The Trump-class ships "will be the largest battleship in the history of our country, the largest battleship in the history of the world ever built," the president told journalists at his Mar-a-Lago residence in the US state of Florida. (Photo by ANDREW CABALLERO-REYNOLDS / AFP)

The US President unveiled the new class from library at his Florida resort Mar-a-Lago. Photo: AFP / ANDREW CABALLERO-REYNOLDS

President Donald Trump unveiled a new "Trump class" of Navy battleships, describing them as a superior war fighting vessel to replace an "old and tired and obsolete" US fleet.

"They'll help maintain American military supremacy, revive the American ship building industry, and inspire fear in America's enemies all over the world," Trump said in revealing the new category of vessel from the library at Mar-a-Lago.

Flanked by renderings of the "Trump class" battleships at sea, Trump said he would take an active role in their design. The president made the announcement Monday afternoon in Florida with Defense Secretary Pete Hegseth and Secretary of State Marco Rubio, who is also national security adviser. He didn't use the term "Trump class" in his remarks.

The "Trump class" ships will form part of the new "Golden Fleet" that the president has ordered up for the Navy, meant to better counter China and other adversaries and to more closely adhere to Trump's aesthetic standards.

"The US Navy will lead the design of these ships along with me because I'm a very aesthetic person," Trump said.

Fitted with "guns and missiles a the highest level," hypersonic weapons, electric rail guns, cruise missiles and the "most sophisticated lasers in the world," the new battleships will be the largest ever built, Trump said.

They will each weigh between 30,000 and 40,000 tons, he said, and will be built in the United States. "They'll be very AI controlled," he said, without explanation.

"We envision that these ships will be the first of a whole new class ships to be produced in the years to come," he said.
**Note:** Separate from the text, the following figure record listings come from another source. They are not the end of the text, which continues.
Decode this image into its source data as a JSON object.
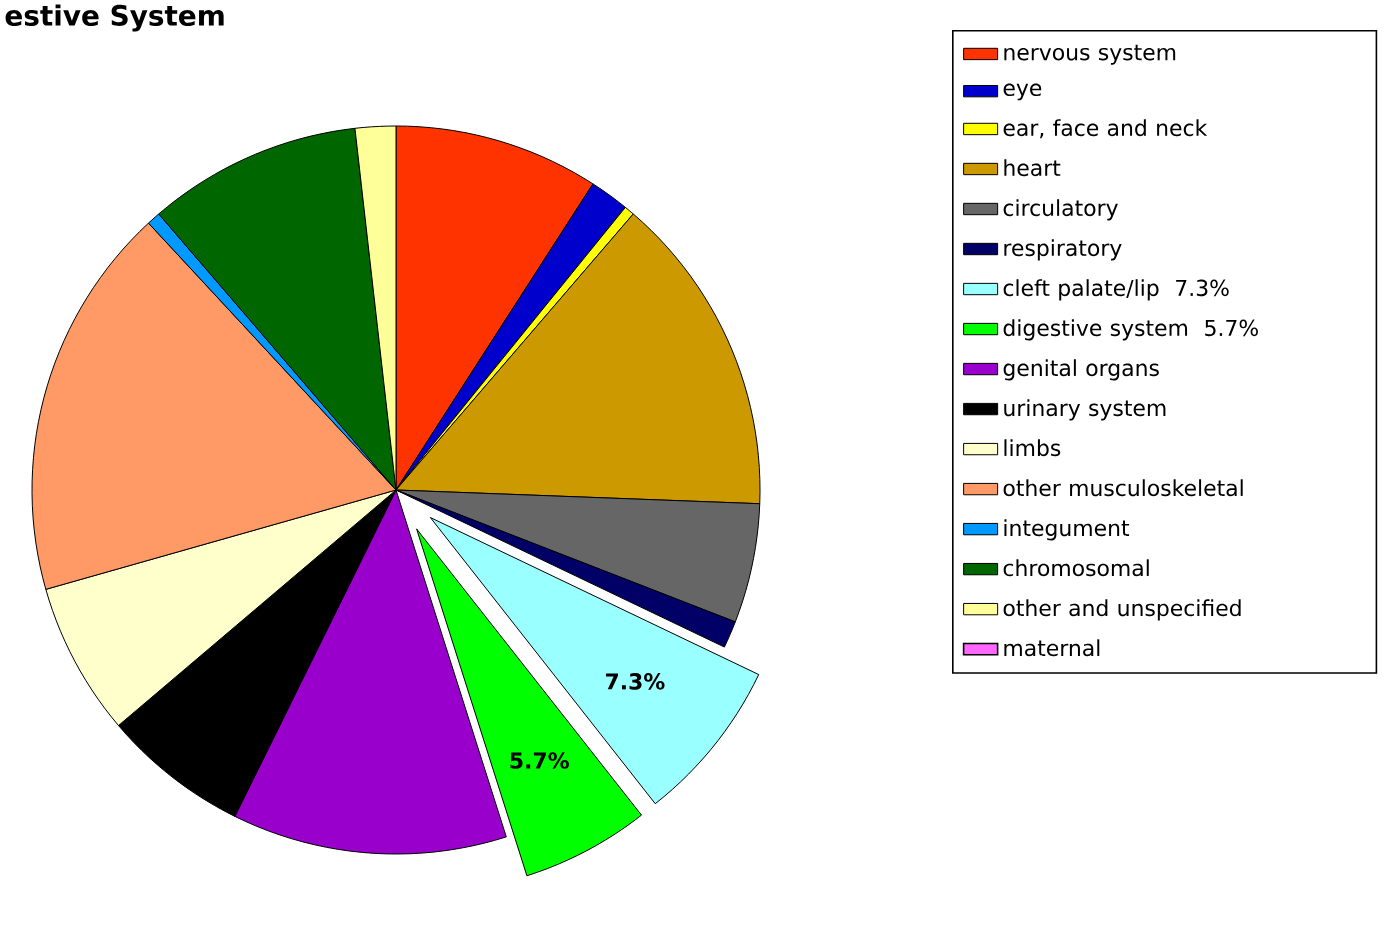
{
  "chart_data": {
    "type": "pie",
    "title": "estive System",
    "categories": [
      "nervous system",
      "eye",
      "ear, face and neck",
      "heart",
      "circulatory",
      "respiratory",
      "cleft palate/lip",
      "digestive system",
      "genital organs",
      "urinary system",
      "limbs",
      "other musculoskeletal",
      "integument",
      "chromosomal",
      "other and unspecified",
      "maternal"
    ],
    "values": [
      9.1,
      1.75,
      0.45,
      14.3,
      5.3,
      1.2,
      7.3,
      5.7,
      12.2,
      6.5,
      6.8,
      17.5,
      0.6,
      9.5,
      1.8,
      0
    ],
    "value_labels": [
      null,
      null,
      null,
      null,
      null,
      null,
      "7.3%",
      "5.7%",
      null,
      null,
      null,
      null,
      null,
      null,
      null,
      null
    ],
    "colors": [
      "#ff3300",
      "#0000cc",
      "#ffff00",
      "#cc9900",
      "#666666",
      "#000066",
      "#99ffff",
      "#00ff00",
      "#9900cc",
      "#000000",
      "#ffffcc",
      "#ff9966",
      "#0099ff",
      "#006600",
      "#ffff99",
      "#ff66ff"
    ],
    "legend": "right"
  }
}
Initially, the Navy will build two of the "Trump class" ships, quickly followed by eight more. Trump said he envisioned 20-25 of the vessels, which he said would become the "flagship of the American Naval fleet."

He also said he would work to update American aircraft carriers as part of the "Golden Fleet" update for the US Navy.

Trump had previously complained about the look of some US ships.

"I'm not a fan of some of the ships you do. I'm a very aesthetic person and I don't like some of the ships you're doing aesthetically," Trump told an assemblage of military brass gathered at Quantico earlier this year.

"They say, 'Oh, it's stealth.' I say that's not stealth. An ugly ship is not necessary in order to say you're stealth," he said.

Naming a class of ships after Trump could mean his name will also be affixed to an actual vessel - though such a move would likely be years away.

Each class of ships represents a new design and is traditionally named after the first ship of that design produced. If Trump designated the class with his own name and the US Navy followed that convention, it would mean the first ship built with the design announced by Trump on Monday would be the USS Trump.

However, posters at the event showed the ship named the USS Defiant.

The Navy announced Friday (local time) it would commission a new class of frigates, built in the United States, as part of the new fleet. Frigates are designed to protect sea lanes and protect larger vessels.

The announcement comes amid a massive US naval buildup in the Caribbean Sea as Trump applies pressure on Venezuelan leader Nicolas Maduro, including attempts to cut off his oil revenues.

The Navy has been involved in a string of interdictions of oil tankers in the Caribbean, though the US Coast Guard has taken the lead in the operations. The US has intercepted two tankers off the coast of Venezuela this month, and on Sunday (local time), the Coast Guard was in "active pursuit" of the massive tanker Bella 1 after it refused to submit to US seizure efforts.

The status of the pursuit was unclear on Monday morning, but American officials said the fact that the tanker - which was empty and headed to Venezuela to load up on oil - turned around and is now sailing away from the country was itself a success.